Donald Trump’s State of the Union address before a joint session of Congress represents a possible turning point for the future of U.S. immigration policy. With a speech decidedly more measured in tone and motivated by unflattering projections and polls for the GOP in the 2018 legislative elections, the president went from ideological arrogance and aggressive chauvinism in last year’s inauguration speech to calibrated populism and deliberate nativism. In a tirade reminiscent of Hitler’s “Volk und Vaterland” rhetoric, Trump equated immigrants with criminality and the border with terrorists, spinning a narrative to pit millions of Americans against “The Other.” And with no shame whatsoever, he made it clear that the potential resolution to the immigration status of 1.8 million undocumented youngsters, the so-called Dreamers,* will come with the condition of imposing on the country the xenophobic vision of Attorney General Jeff Sessions, domestic policy adviser Stephen Miller, and that of the president himself.
And so it is that the speech is a sort of unmasking. Since the Deferred Action for Childhood Arrivals program implemented by Obama to grant “Dreamers” legal protection against deportation was canceled last year, Trump has publicly taken contradictory positions with regard to these young people. It was as if he did not know if he wanted to free the hostage, keep him prisoner, or just execute him. But the speech makes it abundantly clear that they are pawns in order to carry out the most draconian cuts to legal immigration since the Immigration Act of 1924, which was designed to avoid what Congress considered at the time to be the racial degradation of the United States by the arrival of Italians and Eastern Europeans, specifically Jews. Today, the White House offers to legalize “Dreamers” in exchange for radically reforming and reducing — especially in terms of familial reunification — the authorized immigration system, ignoring the role it plays in the country’s social and economic vitality, and slashing protections for asylum seekers and unaccompanied minors. It would cancel the visa lottery — which does not include Mexico — that promotes migratory diversity, and with it the possibility that nearly 22 million people could choose to legally migrate to the United States over the next half-century. And he wants, of course, a budgetary allocation of $25 billion to strengthen border security, including The Great Wall of Trump.
Trump’s biased proposal is a hard-line anti-immigrant wolf in sheep’s clothing tied to the legal status for “Dreamers.” Should Democrats, activists and some Republicans who want to protect these young people — almost 1.3 million of whom are Mexican — accept this deal with the devil? I have not the slightest doubt that what Trump has put on the table is a bad deal, both from the perspective of public opinion as well as politically. Poll after poll shows most Americans are in favor of legal status for “Dreamers.” And while a third of the U.S. electorate wants more restrictions on immigration — many of them make up Trump’s base — two-thirds are against. Moreover, a recent Pew Center survey shows that the vast majority do not think immigration should be one of the main priorities for the federal government at this time. In almost every democracy, these numbers will result in unavoidable truths: The “restrictionists” cannot plunge the country into such a dramatic cut in documented migration, and accepting an unpopular proposal from an unpopular president is a recipe for the minority party to remain a minority.

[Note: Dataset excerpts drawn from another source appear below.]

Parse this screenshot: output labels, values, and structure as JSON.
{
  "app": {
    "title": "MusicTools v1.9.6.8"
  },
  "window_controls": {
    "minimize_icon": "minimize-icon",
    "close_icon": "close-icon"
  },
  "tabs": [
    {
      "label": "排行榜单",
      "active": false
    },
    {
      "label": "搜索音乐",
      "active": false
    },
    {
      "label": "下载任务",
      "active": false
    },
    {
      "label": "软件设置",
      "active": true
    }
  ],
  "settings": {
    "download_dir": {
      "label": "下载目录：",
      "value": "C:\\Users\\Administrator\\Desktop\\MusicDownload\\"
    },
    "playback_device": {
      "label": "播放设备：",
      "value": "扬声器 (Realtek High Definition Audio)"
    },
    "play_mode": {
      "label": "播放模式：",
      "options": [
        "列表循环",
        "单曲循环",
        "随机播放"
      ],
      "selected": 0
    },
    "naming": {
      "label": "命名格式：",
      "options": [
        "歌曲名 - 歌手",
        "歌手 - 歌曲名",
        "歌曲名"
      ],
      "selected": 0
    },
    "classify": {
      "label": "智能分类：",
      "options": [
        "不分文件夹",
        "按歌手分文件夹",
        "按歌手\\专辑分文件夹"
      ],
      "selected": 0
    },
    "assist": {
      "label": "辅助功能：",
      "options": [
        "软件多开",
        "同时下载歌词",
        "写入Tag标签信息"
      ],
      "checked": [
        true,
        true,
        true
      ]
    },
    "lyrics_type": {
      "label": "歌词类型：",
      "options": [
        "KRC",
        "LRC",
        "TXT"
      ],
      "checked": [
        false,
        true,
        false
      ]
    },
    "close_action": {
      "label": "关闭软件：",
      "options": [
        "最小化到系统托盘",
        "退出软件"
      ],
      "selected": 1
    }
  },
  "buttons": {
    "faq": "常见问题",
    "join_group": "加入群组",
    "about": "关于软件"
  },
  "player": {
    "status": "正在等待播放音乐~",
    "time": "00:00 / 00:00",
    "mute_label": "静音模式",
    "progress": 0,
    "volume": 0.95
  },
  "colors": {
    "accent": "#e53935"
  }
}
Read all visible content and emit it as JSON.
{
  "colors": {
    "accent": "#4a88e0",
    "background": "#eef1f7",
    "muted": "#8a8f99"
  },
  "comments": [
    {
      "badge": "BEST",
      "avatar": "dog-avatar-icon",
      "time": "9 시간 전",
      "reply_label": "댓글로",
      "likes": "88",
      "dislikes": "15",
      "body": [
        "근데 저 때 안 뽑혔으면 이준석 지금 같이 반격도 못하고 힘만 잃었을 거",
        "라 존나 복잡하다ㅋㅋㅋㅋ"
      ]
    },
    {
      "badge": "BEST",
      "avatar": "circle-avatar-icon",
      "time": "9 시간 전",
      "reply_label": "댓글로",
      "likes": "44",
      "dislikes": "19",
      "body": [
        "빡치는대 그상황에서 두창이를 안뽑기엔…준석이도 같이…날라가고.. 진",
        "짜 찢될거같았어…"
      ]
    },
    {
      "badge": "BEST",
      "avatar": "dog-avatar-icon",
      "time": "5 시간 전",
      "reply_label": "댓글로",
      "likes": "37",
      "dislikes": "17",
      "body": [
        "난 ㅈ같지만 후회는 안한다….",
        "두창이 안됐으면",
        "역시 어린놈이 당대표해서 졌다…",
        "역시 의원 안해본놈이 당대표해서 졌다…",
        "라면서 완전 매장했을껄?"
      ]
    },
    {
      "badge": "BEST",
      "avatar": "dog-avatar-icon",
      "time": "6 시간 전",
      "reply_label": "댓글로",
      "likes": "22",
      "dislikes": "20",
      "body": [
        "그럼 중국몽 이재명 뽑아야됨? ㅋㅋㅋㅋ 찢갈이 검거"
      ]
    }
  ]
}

And Mexico? How should it deal with this proposal? Like almost everything in America’s immigration debate, there are no simple black and white answers and some objectives can contradict others. If Trump’s plan moves ahead in its entirety, which is very unlikely, many of our documented countrymen could be affected by the impossibility of bringing their families to the U.S. But the migratory regularization of more than a million Mexicans would represent a sharp turn in their lives. It is easy to talk about, but harder to do.
*Editor’s Note: Though a popular term, “Dreamer” is an inaccurate way to describe DACA recipients. The DREAM Act – Development, Relief and Education for Alien Minors – was a federal proposal that offered many of the same protections as DACA but was never approved in Congress.